Между тем именно в силу бухлауской сделки проблема Проливов оказалась самым тесным образом связанной с балканскими делами. В Париже Извольский не получил никаких определенных заверений. Своим невмешательством в Боснийский кризис Франция рассчитывала получить от Германии уступку в марокканском вопросе, который был для нее в то время важнее проблем России и Турции[204]. Идею Извольского о международной конференции и компенсациях в пользу ущемленных аннексией стран не поддержал министр иностранных дел Франции С. Пишон. Французские министры были недовольны не только неудачным моментом и формой, которую выбрал Извольский для решения проблемы Проливов, но и тем обстоятельством, что русский министр вел за их спиной переговоры с Эренталем. 24 сентября (7 октября) российский посол Нелидов телеграфировал из Парижа, что министр иностранных дел Франции С. Пишон просил сообщить России, что, «по мнению лондонского кабинета, пока не будет достигнуто предварительного соглашения касательно программы конференции, желательно не выступать с предложением о ее созыве. В особенности необходимо некоторое время для подготовки общественного мнения по вопросу о Проливах. Желательно также заранее условиться о компенсациях. Вследствие всего этого Грей просил парижский кабинет побудить Россию не спешить с конкретными предложениями о созыве конференции»[205]. Пишону также представлялось более желательным сделать в Константинополе и в Софии единовременно заявление в том смысле, что Берлинский трактат не может быть подвергнут никакому изменению или нарушению без согласия подписавших его держав[206].

В вопросе о Проливах Франция выступила за уважение суверенитета Турции и настоятельно советовала предварительно согласовать вопрос с Британией. Положение еще более обострилось вследствие того, что как раз во время пребывания Извольского в Париже он получил сообщение о том, что в Петербурге восторжествовала точка зрения Столыпина и что царское правительство решило протестовать против аннексии Боснии и Герцеговины. Это связывало руки Извольскому. В этой чрезвычайно сложной и запутанной ситуации, затрагивающей интересы почти всех великих держав, очень многое зависело от позиции Британии.
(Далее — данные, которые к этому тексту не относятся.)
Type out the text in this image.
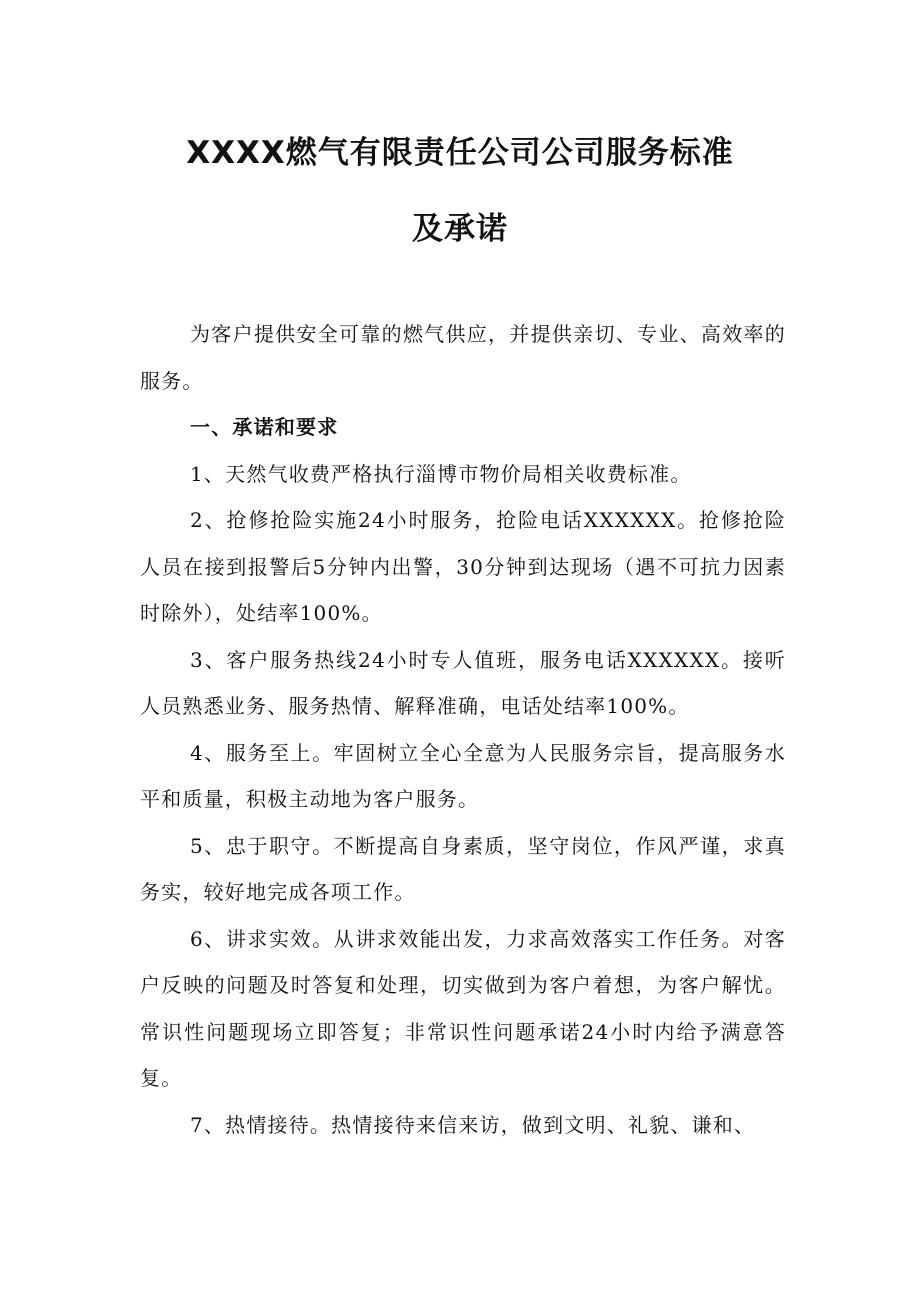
XXXX燃气有限责任公司公司服务标准
及承诺

为客户提供安全可靠的燃气供应，并提供亲切、专业、高效率的服务。

一、承诺和要求

1、天然气收费严格执行淄博市物价局相关收费标准。

2、抢修抢险实施24小时服务，抢险电话XXXXXX。抢修抢险人员在接到报警后5分钟内出警，30分钟到达现场（遇不可抗力因素时除外），处结率100%。

3、客户服务热线24小时专人值班，服务电话XXXXXX。接听人员熟悉业务、服务热情、解释准确，电话处结率100%。

4、服务至上。牢固树立全心全意为人民服务宗旨，提高服务水平和质量，积极主动地为客户服务。

5、忠于职守。不断提高自身素质，坚守岗位，作风严谨，求真务实，较好地完成各项工作。

6、讲求实效。从讲求效能出发，力求高效落实工作任务。对客户反映的问题及时答复和处理，切实做到为客户着想，为客户解忧。常识性问题现场立即答复；非常识性问题承诺24小时内给予满意答复。

7、热情接待。热情接待来信来访，做到文明、礼貌、谦和、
Российские политические круги немедленно откликнулись на аннексию. «Голос Москвы» считал аннексию Боснии и Герцеговины констатацией окончательной ликвидации Берлинского трактата и поддержал «требования, высказанные в адрес правительства, — не упустить момент и позаботиться об интересах России. Имелся в виду пересмотр режима Проливов Босфор и Дарданеллы»[207].

Пресса также делала выводы касательно неудачных попыток Извольского. «Речь» от 7 октября 1908 г. высмеивала министра, который хотел проводить политику «бескорыстия» в турецком вопросе и мечтал явиться на предполагавшуюся международную конференцию с чистыми руками. «Ни в одной стране, кажется, дипломатия не считает заслугой оказаться особенно бескорыстной. Наоборот, повсюду, само собой разумеется, что все предпринимаемое в международной политике должно предприниматься исключительно в интересах данного государства»[208]. В октябре 1908 г. «Новое время» откликнулось на неудачу, постигшую Извольского: «Мы удивляемся, что А. П. Извольскому не пришла в Бухлау простая мысль сделать с Дарданеллами то же самое, что барон Эренталь сделал с Боснией»[209].
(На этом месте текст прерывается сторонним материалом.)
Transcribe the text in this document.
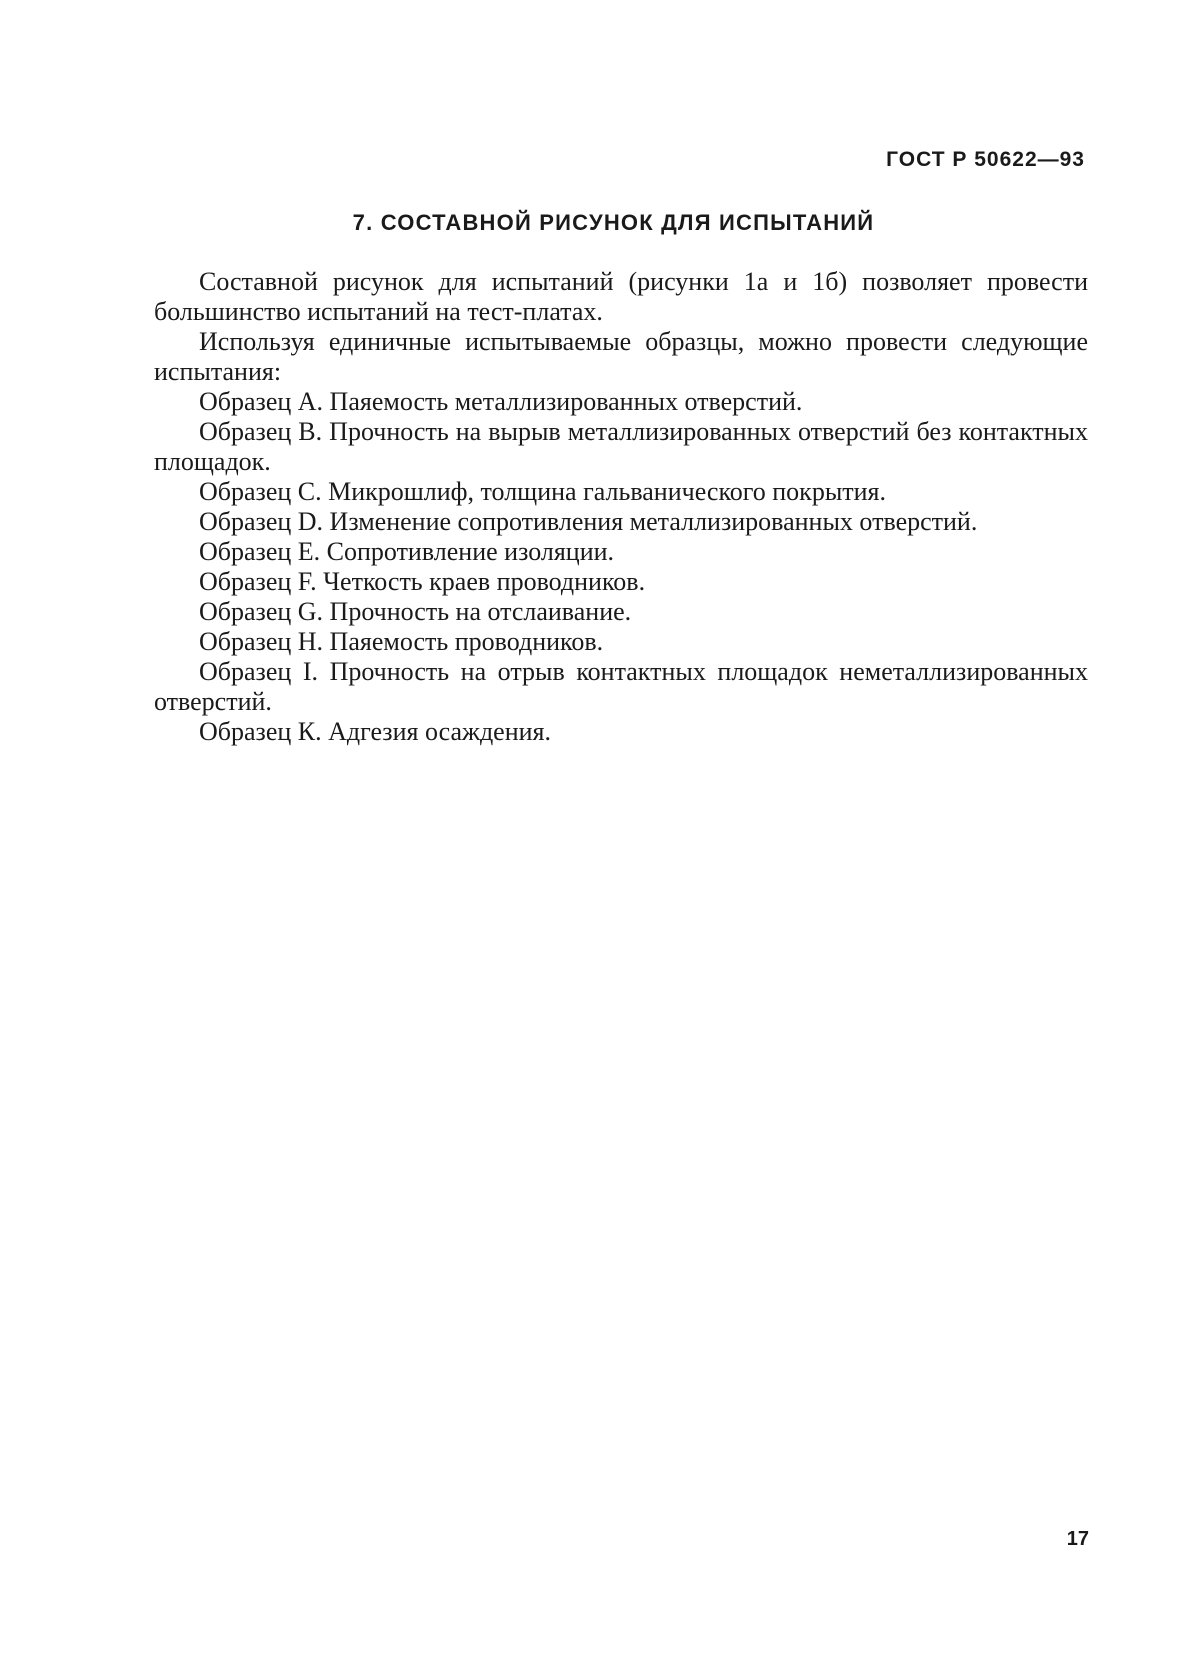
ГОСТ Р 50622—93
7. СОСТАВНОЙ РИСУНОК ДЛЯ ИСПЫТАНИЙ

Составной рисунок для испытаний (рисунки 1а и 1б) позволяет провести большинство испытаний на тест-платах.

Используя единичные испытываемые образцы, можно провести следующие испытания:

Образец А. Паяемость металлизированных отверстий.

Образец В. Прочность на вырыв металлизированных отверстий без контактных площадок.

Образец С. Микрошлиф, толщина гальванического покрытия.

Образец D. Изменение сопротивления металлизированных отверстий.

Образец Е. Сопротивление изоляции.

Образец F. Четкость краев проводников.

Образец G. Прочность на отслаивание.

Образец Н. Паяемость проводников.

Образец I. Прочность на отрыв контактных площадок неметаллизированных отверстий.

Образец К. Адгезия осаждения.

17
Британские газеты посвящали целые полосы своих изданий кризису на Ближнем Востоке. Еще до приезда Извольского в Лондон «The Times» (Таймс) заявила: «Мы сразу можем сказать, что требование новых компенсаций за счет Турции просто недопустимо»[210].

25 сентября (8 октября), за день до приезда Извольского в Лондон, британский посол в Петербурге А. Никольсон уведомил Грея, что Россию можно считать союзником в вопросе поддержки Турции. Правда, Россия не согласилась с повесткой, предложенной Англией конференции, ограничивавшейся вопросами Боснии, Герцеговины и независимости Болгарии. Россия требовала компенсации для себя — выхода в Проливы[211].

В течение недельного пребывания в британской столице 26 сентября — 3 октября (9–16 октября) Извольский вел напряженные переговоры не только с Э. Греем и его помощником Ч. Гардингом, но и с некоторыми другими британскими министрами[212]. Этим переговорам в Англии придавалось настолько серьезное значение, что они неоднократно обсуждались кабинетом, а их содержание систематически докладывалось Эдуарду VII.